Before Christ changed their family, his father was a cornel in the Cambodian army. His mother had become a heavy drinker a year or so after he was born to cope with life. He was the leader of the largest gang in the capital city. When Christ came into their lives, there was an immediate change. His father left the army and settled down to be a good and faithful father/husband to his family. He also studied at the A/G Bible School, graduating in the first class of pastors to be ordained. His mother immediately stopped drinking alcohol and also went to studied Bible at the A/G school, also becoming a pastor. Sopheak was so absorbed with the things of God and the church that he “accidentally” left the gang as of the moment he began to follow Christ.

Shortly after finding Christ Sopheak went on to work in children’s ministries and started Children’s outreach stations throughout Cambodia and became the national director for children’s Sunday School in Cambodia.

God has called Sopheak to go to places in the world that have never yet been touched by the Gospel. But not to just bring people into a conversion experience with Christ but to have solid, reproducing disciples coming out of areas where there had been no witness of Christ. Sopheak helped his father start several churches around the Phnom Penh area. Before he began to lead efforts to plant other churches stretching further out. Still his heart burned to plant churches in unreached areas of Cambodia and beyond. He felt the best way was to slowly build his way out of Phnom Penh. He had reached Stung Treng, Cambodia (next to communist Lao’s borders) when he planted his tenth church with a group of missionaries there. The church was running around 60-100 regular attenders when he left. Even though this area is very poor, this church was able to give offerings over multiple thousands for the sake of evangelizing areas where the Gospel had not yet been preached. This area had been virtually untouched by the gospel due to its remote geographic location and linguistic differences (this area is highly populated by ethnic Lao).

It was in this remote province where Sopheak met his wife, Amy, an American A/G missionary at the time. They moved to the US to learn English and American culture for a couple of years. However, during this time in the US they became associated with the Cambodian people and the church in America and became deeply grieved by the state of the Cambodian community in the USA.

It is their personal conviction that discipleship, as exemplified by Christ in the New Testament, should change every fiber of one’s being. Our identity completely changes from being that of one’s ethnicity, occupations, or talents to be complete only when we submit our lives to be that of Christ. When we find our identity in Christ is the only point where we will be able to be completely free and be able to be completely who we were created for.

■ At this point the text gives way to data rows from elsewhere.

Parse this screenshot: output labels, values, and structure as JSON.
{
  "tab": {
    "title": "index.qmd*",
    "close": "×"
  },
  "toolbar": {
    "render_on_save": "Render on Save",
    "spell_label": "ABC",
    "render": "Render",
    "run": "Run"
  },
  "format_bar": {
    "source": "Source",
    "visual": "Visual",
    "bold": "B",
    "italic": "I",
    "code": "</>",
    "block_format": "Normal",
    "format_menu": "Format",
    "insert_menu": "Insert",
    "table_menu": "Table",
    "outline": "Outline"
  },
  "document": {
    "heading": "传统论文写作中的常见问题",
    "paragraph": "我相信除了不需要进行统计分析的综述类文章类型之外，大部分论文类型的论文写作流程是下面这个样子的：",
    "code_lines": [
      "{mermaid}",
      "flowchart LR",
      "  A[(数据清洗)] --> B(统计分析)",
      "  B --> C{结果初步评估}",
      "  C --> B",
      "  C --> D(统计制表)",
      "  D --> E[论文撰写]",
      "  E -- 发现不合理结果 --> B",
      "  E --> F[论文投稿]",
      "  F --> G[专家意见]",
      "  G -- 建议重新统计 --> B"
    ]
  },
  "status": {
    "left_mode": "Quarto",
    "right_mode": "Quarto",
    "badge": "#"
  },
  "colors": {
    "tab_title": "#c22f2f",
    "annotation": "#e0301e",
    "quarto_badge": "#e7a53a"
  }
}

Discipleship is not something that happens on Sunday morning in a Bible study class. But, discipleship is when we intentionally give people the opportunity to live with us, know us, walk with us and see us every day of the week. Where they can see our lives during the good, the bad and the ugly. Where life is lived out and Jesus is applied to practical every day circumstances and allows the disciple the opportunity to discuss and wrestle with God’s Word. Discipleship doesn’t come in a formula/one-size fits all method, but to make deep world-view changes we must address the actual questions and difficulties that the person wrestles with.